The beginning of the payload starts with 3 fields:
uint16_t standard_version;
uint32_t vendor_ext_id;
uint16_t version;
What follows next are 6 PTP_TC_UINT16ARRAY
arrays describing what codes the device supports. Parsing these is as simple as
reading the first 4 bytes as the array length (uint32_t
), reading the next length * 2
bytes as uint16_t
.
Next are 4 strings. Almost all strings in PTP are encoded as wide strings. The first byte is read as the length of the string (in chars),
and the rest are a series of wide chars (int16_t
) with a null terminator. The length field includes the null terminator.
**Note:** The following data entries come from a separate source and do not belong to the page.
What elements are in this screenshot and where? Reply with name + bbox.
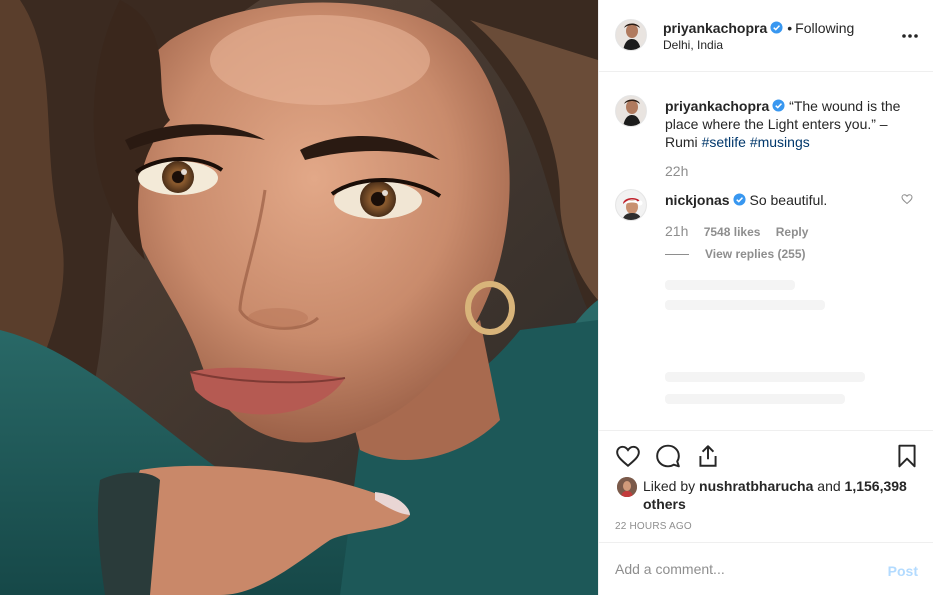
verified-badge-icon [772,99,785,112]
comment-username[interactable]: nickjonas [665,192,730,208]
liker-avatar[interactable] [617,477,637,497]
comment-meta: 21h 7548 likes Reply [665,223,820,239]
loading-placeholder [665,394,845,404]
author-username[interactable]: priyankachopra [663,20,767,36]
comment-like-heart-icon[interactable] [901,193,913,205]
comment-text: So beautiful. [749,192,828,208]
reply-button[interactable]: Reply [776,225,809,239]
post-actions-section: Liked by nushratbharucha and 1,156,398 o… [599,430,933,542]
loading-placeholder [665,300,825,310]
avatar-image [617,477,637,497]
caption-username[interactable]: priyankachopra [665,98,769,114]
liker-username[interactable]: nushratbharucha [699,478,813,494]
header-title-line: priyankachopra • Following [663,20,854,36]
follow-status-button[interactable]: Following [795,20,854,36]
post-timestamp[interactable]: 22 HOURS AGO [615,521,692,532]
liked-by-joiner: and [817,478,841,494]
loading-placeholder [665,372,865,382]
separator-dot: • [787,20,793,36]
share-icon[interactable] [695,443,721,469]
post-header: priyankachopra • Following Delhi, India [599,0,933,72]
post-details-panel: priyankachopra • Following Delhi, India pr… [598,0,933,595]
replies-divider [665,254,689,256]
likes-text: Liked by nushratbharucha and 1,156,398 o… [643,477,913,513]
avatar-image [616,20,646,50]
hashtag-link[interactable]: #musings [750,134,810,150]
comments-list[interactable]: priyankachopra “The wound is the place w… [599,72,933,430]
post-location[interactable]: Delhi, India [663,38,723,52]
comment-icon[interactable] [655,443,681,469]
bookmark-icon[interactable] [894,443,920,469]
selfie-image [0,0,598,595]
author-avatar[interactable] [615,19,647,51]
comment-text-block: nickjonas So beautiful. [665,191,905,209]
commenter-avatar[interactable] [615,189,647,221]
view-replies-button[interactable]: View replies (255) [665,247,806,261]
comment-item: nickjonas So beautiful. 21h 7548 likes R… [615,189,915,269]
more-options-icon[interactable] [900,26,920,46]
comment-input[interactable] [615,558,865,580]
loading-placeholder [665,280,795,290]
caption-time: 22h [665,163,689,179]
caption-meta: 22h [665,163,700,179]
post-photo[interactable] [0,0,598,595]
hashtag-link[interactable]: #setlife [702,134,746,150]
liked-by-prefix: Liked by [643,478,696,494]
caption-avatar[interactable] [615,95,647,127]
comment-time: 21h [665,223,689,239]
heart-icon[interactable] [615,443,641,469]
avatar-image [616,190,646,220]
avatar-image [616,96,646,126]
post-comment-button[interactable]: Post [888,563,918,579]
caption-comment: priyankachopra “The wound is the place w… [615,95,915,179]
verified-badge-icon [770,21,783,34]
add-comment-bar: Post [599,542,933,595]
caption-text-block: priyankachopra “The wound is the place w… [665,97,905,151]
view-replies-label: View replies (255) [705,247,806,261]
comment-like-count[interactable]: 7548 likes [704,225,761,239]
verified-badge-icon [733,193,746,206]
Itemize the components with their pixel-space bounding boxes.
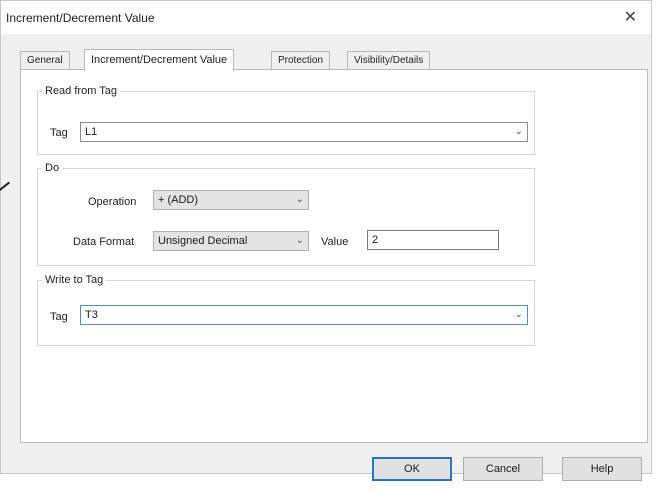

Sending data to the responder
For example, sending a SetDevicePropValue
request:
10 00 00 00
01 00
16 10
03 00 00 00
05 50 00 00
The first parameter is 0x5005
, or PTP_PC_WhiteBalance
As described in the MTP spec, PTP_PC_WhiteBalance
is a UINT16
data type.
So the data packet in this case will be 2 bytes:
0e 00 00 00
02 00
16 10
03 00 00 00
01 00
This sets PTP_PC_WhiteBalance
to 0x0001
, or 'Manual'.
After this, we expect a response packet from the responder.
What's next?
The packet structure described in this document is for PTP/USB only. PTP/IP has a totally different packet structure and way of sending packets. Thankfully, I have started to document it here.
Notes on USB
A PTP/USB device should have at least two endpoints - one for sending data and the other for receiving. There may also be an interrupt endpoint. This is a read only endpoint that the client may poll to get event codes.
The class for PTP devices should be 0x06
for Still Imaging devices, as described by the USB forum
vcam
vcam is an responder implementation of PTP, MTP, and other proprietary PTP extensions that can be used with unmodified PTP clients. This may be useful if you want test yours.